Kayla Lehman a exploré les questions clés de sa recherche qui portent sur la manière de représenter des récits de maladies mentales à travers l'animation, et comment l'esthétique surréaliste peut renforcer et améliorer cette narration grâce à une recherche pratique.

Les animateurs ont constamment cherché à mettre en avant les capacités uniques de l'animation dans le monde du cinéma. La particularité de l'animation réside dans sa capacité à accomplir ce qui est impossible dans les films en prise de vue réelle, représentant une forme de réalité que l'on pourrait qualifier de "surréaliste". Cet aspect "surréaliste" de l'animation signifie qu'elle peut ressembler à la réalité de certaines manières tout en s'en éloignant dans d'autres, et, de cette perspective, l'animation peut être considérée comme un médium intrinsèquement surréaliste.

La pandémie de la COVID-19 a eu un impact significatif sur la santé physique et mentale des individus, attirant ainsi davantage l'attention sur les discussions relatives à la santé mentale dans notre société actuelle. Néanmoins, la persistance de la stigmatisation est préoccupante, en particulier car la majorité des personnes s'informent principalement sur la santé mentale via les médias. Des études ont révélé que ceux qui adoptent une attitude négative envers les traitements de la santé mentale tirent souvent leurs opinions de leur première source d'information, à savoir la télévision et les médias électroniques. Les médias de divertissement semblent exercer un impact plus négatif que les programmes non fictifs. De plus, ils contribuent à forger l'opinion publique en présentant des informations erronées et des mythes, souvent associant de manière injuste les personnes souffrant de troubles mentaux à des images violentes. Un mythe répandu concerne également les traitements et les professionnels de la psychiatrie, souvent dépeints de manière effrayante dans les films.

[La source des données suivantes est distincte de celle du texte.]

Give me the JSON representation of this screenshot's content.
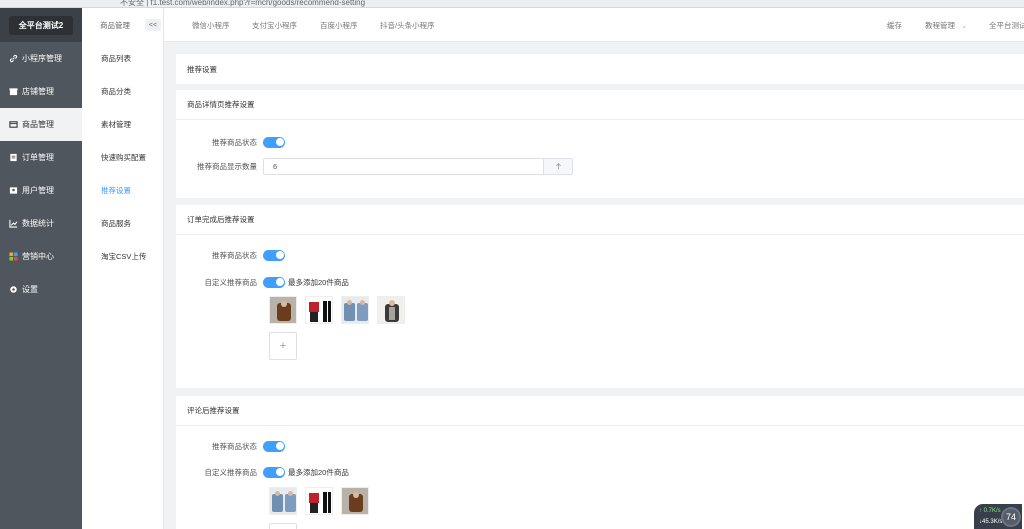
{
  "browser": {
    "url": "不安全 | f1.test.com/web/index.php?r=mch/goods/recommend-setting"
  },
  "sidebar": {
    "brand": "全平台测试2",
    "items": [
      {
        "label": "小程序管理",
        "icon": "link-icon"
      },
      {
        "label": "店铺管理",
        "icon": "store-icon"
      },
      {
        "label": "商品管理",
        "icon": "goods-icon",
        "active": true
      },
      {
        "label": "订单管理",
        "icon": "order-icon"
      },
      {
        "label": "用户管理",
        "icon": "user-icon"
      },
      {
        "label": "数据统计",
        "icon": "chart-icon"
      },
      {
        "label": "营销中心",
        "icon": "marketing-icon"
      },
      {
        "label": "设置",
        "icon": "gear-icon"
      }
    ]
  },
  "submenu": {
    "title": "商品管理",
    "collapse": "<<",
    "items": [
      {
        "label": "商品列表"
      },
      {
        "label": "商品分类"
      },
      {
        "label": "素材管理"
      },
      {
        "label": "快速购买配置"
      },
      {
        "label": "推荐设置",
        "active": true
      },
      {
        "label": "商品服务"
      },
      {
        "label": "淘宝CSV上传"
      }
    ]
  },
  "topnav": {
    "tabs": [
      "微信小程序",
      "支付宝小程序",
      "百度小程序",
      "抖音/头条小程序"
    ],
    "cache": "缓存",
    "tutorial": "教程管理",
    "account": "全平台测试"
  },
  "page": {
    "title": "推荐设置",
    "section1": {
      "title": "商品详情页推荐设置",
      "status_label": "推荐商品状态",
      "count_label": "推荐商品显示数量",
      "count_value": "6"
    },
    "section2": {
      "title": "订单完成后推荐设置",
      "status_label": "推荐商品状态",
      "custom_label": "自定义推荐商品",
      "custom_hint": "最多添加20件商品",
      "add": "+"
    },
    "section3": {
      "title": "评论后推荐设置",
      "status_label": "推荐商品状态",
      "custom_label": "自定义推荐商品",
      "custom_hint": "最多添加20件商品",
      "add": "+"
    }
  },
  "speed": {
    "up": "0.7",
    "up_unit": "K/s",
    "down": "45.3",
    "down_unit": "K/s",
    "percent": "74"
  },
  "colors": {
    "accent": "#409eff",
    "sidebar": "#50565d",
    "brand_bg": "#3c4147"
  }
}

Bien que certains troubles soient fortement stigmatisés en raison de leur association avec la violence, d'autres troubles mentaux plus courants sont souvent idéalisés, minimisés ou exploités à des fins comiques, comme la tendance à romantiser les tentatives de suicide comme des actes héroïques. Une autre représentation médiatique préjudiciable concerne les traitements psychiatriques et les professionnels de la santé mentale, ce qui peut dissuader les personnes vivant avec des troubles mentaux de chercher de l'aide. Il est donc crucial de changer la narration des médias sur la santé mentale. Cependant, même avec de bonnes intentions, traiter ce sujet délicat nécessite des recherches approfondies et des consultations avec des personnes vivant avec des troubles mentaux pour éviter les stéréotypes. L'auteur explique comment sa recherche sur la représentation des troubles mentaux dans les médias l'a amené à modifier la structure de l'histoire, donnant au personnage un rôle plus actif pour illustrer ses efforts actifs pour affronter son anxiété à travers la thérapie. L'auteur souligne également l'importance de la compassion envers soi-même dans le processus de guérison, où le personnage principal parvient à accepter son trouble mental et à se montrer de la compassion, amorçant ainsi une transformation vers sa véritable et entière personne.

L'auteur a discuté et analysé quelques films traitant de la santé mentale, les films mentionnés sont "Inside Out" (2015), "Tzadik" (2013), "But Milk is Important" (2012) et "Joy Street" (1995).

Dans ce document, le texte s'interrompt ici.